The juvenile, assinine quibbling over which justice or general applauded or screwed up his face during the address is not worth commenting on, and misses the much more important point of a government brought nearly to a standstill by a reactionary minority party, convinced beyond a shadow of self-doubt of its own divine mandate, not merely to rule but to conquer.  Sullivan reflects further on Obama's character, and the looming peril facing the nation at this critical juncture in its history:
My foreboding sense is that America may have already passed the point of no return in terms of civil, constitutional governance. I do not believe that in the Bush administration, the United States was effectively governed by its Constitution. The forms were still there, but the reality wasn't. Beneath it all, the desire for despotism ran, fueled by the despot's greatest ally, fear. Fear of foreigners, fear of terrorists, fear of gays, fear of immigrants, fear of the inevitable uncertainties of real reform.

It was entrenched by the military's own embrace of the role of imperial adventure, by the CIA's embrace of torture, by the president's assertion of total, extra-legal power in a never-ending war that now encompassed the US as well as abroad and citizens alongside non-citizens, and by a resurgent, right-wing partisan media that saw its job as fomenting propaganda rather than seeking any kind of truth, and liberal mainstream media so afraid of its own shadow and so intimidated by accusations of elitism that it became the equivalent of Harry Reid. . . .

So this fever feels to me like either the kind that precedes the final death of this republic into a carnival of FNC-directed war and debt and drama led by charismatic media-emperors or empresses - or the fever that finally ends the sickness, and restores some sense of civic responsibility and republican virtue. Last night, I saw one of the few men left able to see the depth of the crisis and not lose faith in this country's ability to overcome it. My faith in this country - so strong in the past - is not as strong as Obama's now.

But I sure as hell believe in fighting for it, and for him, against the forces at home and abroad that would truly end this experiment in self-government while pretending, of course, that everything is exactly the same. I believe our crisis is deeper than many now believe - because it is not just a crisis of economics, of debt, of over-reach, of an empire now running on its own steam and unstoppable by any political force, but because it is a crisis of civic virtue, a collapse of the good faith and serious, reasoned attention to problems that marks the distinction between a republic and a bread-and-circuses Ailes-Rove imperium.
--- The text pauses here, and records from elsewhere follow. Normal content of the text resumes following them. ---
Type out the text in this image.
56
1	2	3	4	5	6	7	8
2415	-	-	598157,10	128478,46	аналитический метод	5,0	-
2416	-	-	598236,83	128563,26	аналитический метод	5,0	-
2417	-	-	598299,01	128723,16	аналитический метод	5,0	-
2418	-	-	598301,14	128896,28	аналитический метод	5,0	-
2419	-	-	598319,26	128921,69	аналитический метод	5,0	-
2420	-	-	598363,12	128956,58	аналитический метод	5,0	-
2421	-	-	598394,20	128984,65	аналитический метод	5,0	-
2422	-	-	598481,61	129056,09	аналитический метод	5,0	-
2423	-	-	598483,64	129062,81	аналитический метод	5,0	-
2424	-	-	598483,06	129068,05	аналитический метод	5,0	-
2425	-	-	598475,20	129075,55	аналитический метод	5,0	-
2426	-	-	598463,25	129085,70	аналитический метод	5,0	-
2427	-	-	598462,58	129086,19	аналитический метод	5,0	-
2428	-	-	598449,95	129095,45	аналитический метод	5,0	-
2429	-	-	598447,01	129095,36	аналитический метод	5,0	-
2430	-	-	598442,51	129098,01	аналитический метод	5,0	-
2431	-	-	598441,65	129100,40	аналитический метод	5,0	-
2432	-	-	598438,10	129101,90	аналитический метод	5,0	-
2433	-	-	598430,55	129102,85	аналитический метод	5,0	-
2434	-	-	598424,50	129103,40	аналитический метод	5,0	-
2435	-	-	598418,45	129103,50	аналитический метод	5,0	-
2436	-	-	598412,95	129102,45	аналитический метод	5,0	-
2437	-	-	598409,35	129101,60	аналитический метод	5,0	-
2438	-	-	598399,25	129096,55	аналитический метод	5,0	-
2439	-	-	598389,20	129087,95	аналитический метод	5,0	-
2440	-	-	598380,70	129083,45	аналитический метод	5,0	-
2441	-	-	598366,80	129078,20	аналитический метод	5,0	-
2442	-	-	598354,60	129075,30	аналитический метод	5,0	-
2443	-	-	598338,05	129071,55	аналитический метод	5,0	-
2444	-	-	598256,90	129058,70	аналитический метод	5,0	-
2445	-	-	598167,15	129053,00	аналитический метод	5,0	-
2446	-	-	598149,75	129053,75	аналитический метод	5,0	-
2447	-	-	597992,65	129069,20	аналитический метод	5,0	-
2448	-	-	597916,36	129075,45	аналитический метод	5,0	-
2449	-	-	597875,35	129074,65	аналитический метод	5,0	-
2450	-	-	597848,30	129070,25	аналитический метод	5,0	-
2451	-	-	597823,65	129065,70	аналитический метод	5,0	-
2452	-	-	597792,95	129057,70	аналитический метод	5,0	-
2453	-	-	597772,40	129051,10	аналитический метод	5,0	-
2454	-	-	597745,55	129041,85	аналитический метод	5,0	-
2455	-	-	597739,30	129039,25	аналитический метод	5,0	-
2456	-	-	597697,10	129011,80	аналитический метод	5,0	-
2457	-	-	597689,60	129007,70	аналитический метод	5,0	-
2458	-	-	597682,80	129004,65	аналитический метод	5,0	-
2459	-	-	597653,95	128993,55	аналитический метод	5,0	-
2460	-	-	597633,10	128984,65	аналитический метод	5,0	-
Those, in my view, are the stakes. Are you ready to get back into the arena and fight? And if you don't, who will?
Sullivan also responds to this inane remark:
"Umm, what was that Abu Ghraib scandal all about? It started out as misconduct between men and women and then it steadily deteriorated into abuse of prisoners. The common denominator is lack of discipline. Once you break down discipline, good order and discipline and morale, everything that’s required for unit cohesion, you undermine the culture and the strength of the armed forces," - Elaine Donnelly, in an "argument" against gays in the military.

At this point, you realize that they really do live in an alternate reality, immune to evidence, hostile to reason. The Abu Ghraib scandal was about the torture and abuse techniques authorized by Bush and Cheney and supported by the vast majority of Republicans actually being photographed and documented. It was an example of what happens when a president unleashes torture in wartime as a legitimate tool. That it could be used to argue against allowing many servicemembers to serve their country without being persecuted for it is simply gob-smacking.